Lerner told Politico
in the course of a two-hour interview released Monday that she "didn't do anything wrong" and that she's not "sorry for anything" that she did.
"Lois Lerner, who has refused to answer questions that are posed to her by the people's elected representatives ... but she's met with Politico and she's met with the Justice Department, who were supposedly criminally investigating her and she met with them but she will not meet out in the open and answer questions that the American people want to ask her," Mitchell said.
"That's pretty bizarre and unacceptable," she added.
Lerner was held in contempt
of Congress by the House in May after she refused to testify before two committee hearings.
The citation is now supposed to be handled by a U.S. attorney from the District of Columbia named Ronald Machen, who was appointed by President Barack Obama. However, it is unclear, says the Congressional Research Service, if the duty by the U.S. attorney is mandatory or discretionary.
According to Mitchell, "The House of Representatives should hire its own counsel and should file an action in district court in Washington that bypasses the Justice Department and argues to the core that as a separate branch of government, the House of Representatives should not have to wait for the executive branch to enforce its contempt citation."
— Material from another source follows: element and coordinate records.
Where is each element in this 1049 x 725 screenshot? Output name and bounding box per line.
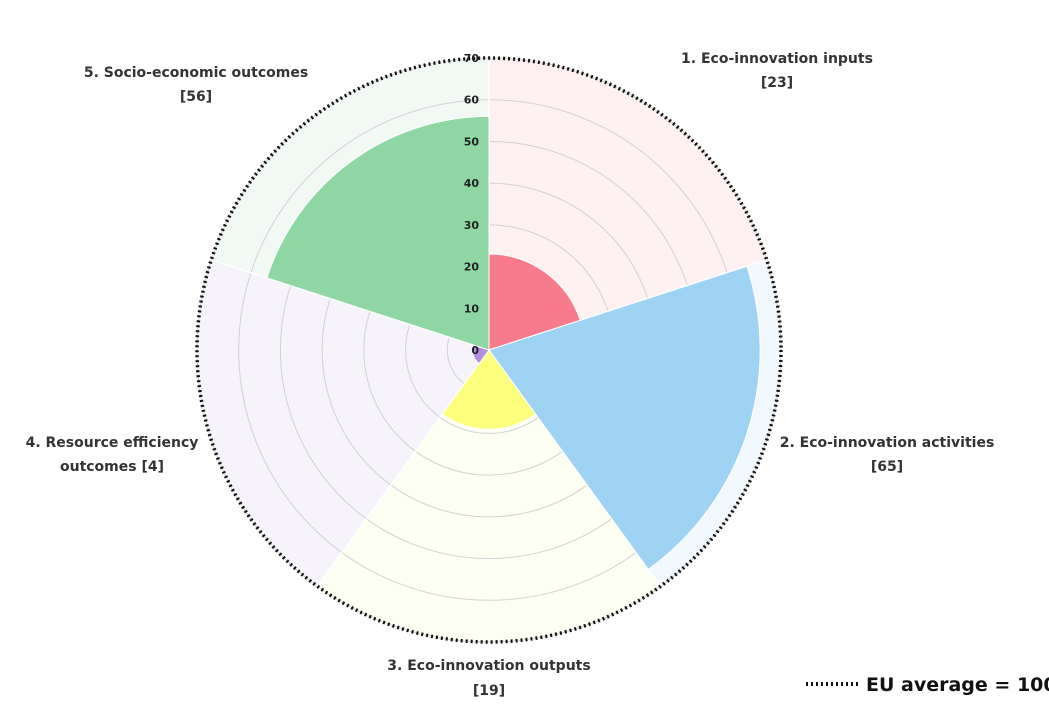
segment-value-wedge-5 [266, 115, 490, 351]
segment-value-label-5: [56] [180, 89, 212, 105]
segment-label-4-line1: 4. Resource efficiency [26, 435, 199, 451]
legend-label: EU average = 100 [866, 674, 1049, 696]
segment-label-3: 3. Eco-innovation outputs [387, 658, 590, 674]
eu-average-ring [195, 56, 783, 644]
radial-tick-labels: 0 10 20 30 40 50 60 70 [464, 52, 480, 357]
segment-value-label-1: [23] [761, 75, 793, 91]
segment-value-wedge-3 [441, 349, 537, 430]
segment-label-5: 5. Socio-economic outcomes [84, 65, 308, 81]
radial-tick-label: 70 [464, 52, 480, 65]
segment-label-2: 2. Eco-innovation activities [780, 435, 995, 451]
segment-label-1: 1. Eco-innovation inputs [681, 51, 873, 67]
segment-value-label-2: [65] [871, 459, 903, 475]
eu-average-reference [195, 56, 783, 644]
segment-label-4-line2: outcomes [4] [60, 459, 164, 475]
radial-tick-label: 30 [464, 219, 480, 232]
segment-values [266, 115, 761, 571]
radial-tick-label: 10 [464, 302, 480, 315]
segment-value-label-3: [19] [473, 683, 505, 699]
radial-tick-label: 0 [471, 344, 479, 357]
radial-tick-label: 20 [464, 261, 480, 274]
segment-value-wedge-2 [488, 265, 761, 571]
radial-tick-label: 40 [464, 177, 480, 190]
segment-value-wedge-1 [488, 253, 581, 351]
radial-tick-label: 60 [464, 94, 480, 107]
radial-tick-label: 50 [464, 135, 480, 148]
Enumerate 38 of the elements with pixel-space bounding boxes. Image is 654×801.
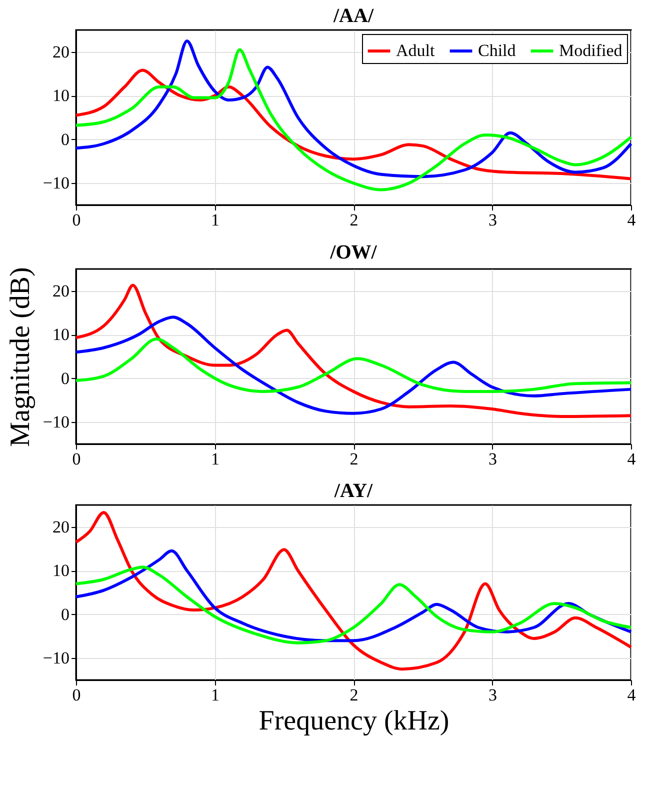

"This contempt citation that was issued by the House ought to be enforceable by the House without having to do a 'mother-may-I' through the executive branch," she explained.
"It is a constitutional separation of powers argument that should be made, and the House should take that extraordinary step," the Washington attorney said.
"The House has its own authority and has implicit authority within the constitutional framework to enforce its own contempt citations," she added.